A menos que esos otros Shaido decidieran darles caza para vengarse. Con el número de gente que Perrin tenía que desplazar, hasta un ciego sería capaz de seguirles el rastro.

El sol —un punto brillante detrás de la capa de nubes— iniciaba el declive hacia el horizonte. Luz, qué desastre con el caos de organizar a refugiados y separar campamentos del ejército. ¡Se suponía que emprender la marcha era la parte fácil!
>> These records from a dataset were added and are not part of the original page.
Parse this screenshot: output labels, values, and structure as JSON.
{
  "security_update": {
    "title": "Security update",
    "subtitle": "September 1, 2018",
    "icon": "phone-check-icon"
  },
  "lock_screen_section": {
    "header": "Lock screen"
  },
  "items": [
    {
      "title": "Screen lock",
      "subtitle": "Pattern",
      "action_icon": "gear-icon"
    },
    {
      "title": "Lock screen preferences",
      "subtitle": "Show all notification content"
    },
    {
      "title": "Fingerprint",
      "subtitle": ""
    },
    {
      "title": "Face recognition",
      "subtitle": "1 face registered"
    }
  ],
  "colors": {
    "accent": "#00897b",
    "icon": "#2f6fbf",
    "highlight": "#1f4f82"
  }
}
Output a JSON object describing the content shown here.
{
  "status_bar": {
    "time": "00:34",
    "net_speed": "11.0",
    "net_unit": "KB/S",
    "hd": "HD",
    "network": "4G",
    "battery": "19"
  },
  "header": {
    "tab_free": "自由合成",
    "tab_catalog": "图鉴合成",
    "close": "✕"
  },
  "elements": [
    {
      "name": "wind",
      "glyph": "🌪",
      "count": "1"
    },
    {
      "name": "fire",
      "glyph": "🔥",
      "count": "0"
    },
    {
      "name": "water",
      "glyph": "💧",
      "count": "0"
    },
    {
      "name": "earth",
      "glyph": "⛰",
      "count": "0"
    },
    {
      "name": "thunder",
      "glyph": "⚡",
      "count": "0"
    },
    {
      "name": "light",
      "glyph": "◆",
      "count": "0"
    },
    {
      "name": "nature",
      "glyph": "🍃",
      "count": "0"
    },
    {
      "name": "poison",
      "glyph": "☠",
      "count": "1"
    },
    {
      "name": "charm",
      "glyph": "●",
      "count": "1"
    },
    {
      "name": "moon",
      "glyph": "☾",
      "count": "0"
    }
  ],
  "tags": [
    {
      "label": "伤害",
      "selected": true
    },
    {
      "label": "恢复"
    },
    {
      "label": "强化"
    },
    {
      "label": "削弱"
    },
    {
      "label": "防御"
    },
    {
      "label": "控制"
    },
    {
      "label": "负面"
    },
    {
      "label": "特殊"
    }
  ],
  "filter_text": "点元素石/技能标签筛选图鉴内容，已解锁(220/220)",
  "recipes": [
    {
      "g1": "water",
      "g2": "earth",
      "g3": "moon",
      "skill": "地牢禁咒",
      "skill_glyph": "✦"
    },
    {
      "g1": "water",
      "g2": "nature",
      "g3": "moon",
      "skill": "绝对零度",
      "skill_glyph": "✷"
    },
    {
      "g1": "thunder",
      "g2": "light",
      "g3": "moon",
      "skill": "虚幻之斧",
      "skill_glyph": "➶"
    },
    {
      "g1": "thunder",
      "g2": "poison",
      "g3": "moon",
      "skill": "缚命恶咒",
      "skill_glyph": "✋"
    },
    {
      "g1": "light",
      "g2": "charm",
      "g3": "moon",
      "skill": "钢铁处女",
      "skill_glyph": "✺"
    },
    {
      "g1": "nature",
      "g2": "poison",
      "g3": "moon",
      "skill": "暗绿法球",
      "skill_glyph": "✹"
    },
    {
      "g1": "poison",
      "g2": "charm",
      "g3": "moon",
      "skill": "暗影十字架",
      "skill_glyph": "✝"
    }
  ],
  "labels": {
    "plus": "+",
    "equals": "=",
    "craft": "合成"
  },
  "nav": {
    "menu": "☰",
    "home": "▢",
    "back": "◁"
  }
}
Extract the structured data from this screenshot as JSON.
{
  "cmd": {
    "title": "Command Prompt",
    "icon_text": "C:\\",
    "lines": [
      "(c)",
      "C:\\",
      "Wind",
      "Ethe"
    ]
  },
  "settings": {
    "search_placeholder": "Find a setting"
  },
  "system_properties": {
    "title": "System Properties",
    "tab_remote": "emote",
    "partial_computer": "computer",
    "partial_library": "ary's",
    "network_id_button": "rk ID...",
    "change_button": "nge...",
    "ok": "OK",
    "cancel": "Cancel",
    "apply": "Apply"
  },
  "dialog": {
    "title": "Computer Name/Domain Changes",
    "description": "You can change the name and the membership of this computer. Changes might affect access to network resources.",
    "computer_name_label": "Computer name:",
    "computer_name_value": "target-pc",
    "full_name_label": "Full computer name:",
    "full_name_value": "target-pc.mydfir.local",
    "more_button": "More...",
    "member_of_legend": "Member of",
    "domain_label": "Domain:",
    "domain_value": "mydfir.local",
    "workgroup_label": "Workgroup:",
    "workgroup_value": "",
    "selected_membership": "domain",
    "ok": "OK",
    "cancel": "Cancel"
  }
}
El campamento Shaido era un desastre. Los suyos habían apañado y empaquetado muchas de las tiendas abandonadas. Despejado ahora, el entorno de la ciudad era una extensión de barro y hierbajos pisoteados sembrada de desperdicios. Los Shaido, siendo Aiel, habían preferido acampar fuera de las murallas de la población, en vez de dentro. No se podía negar que eran raros; ¿quién habría desdeñado una buena cama —y no digamos ya una mejor posición militar— por estar fuera, en unas tiendas?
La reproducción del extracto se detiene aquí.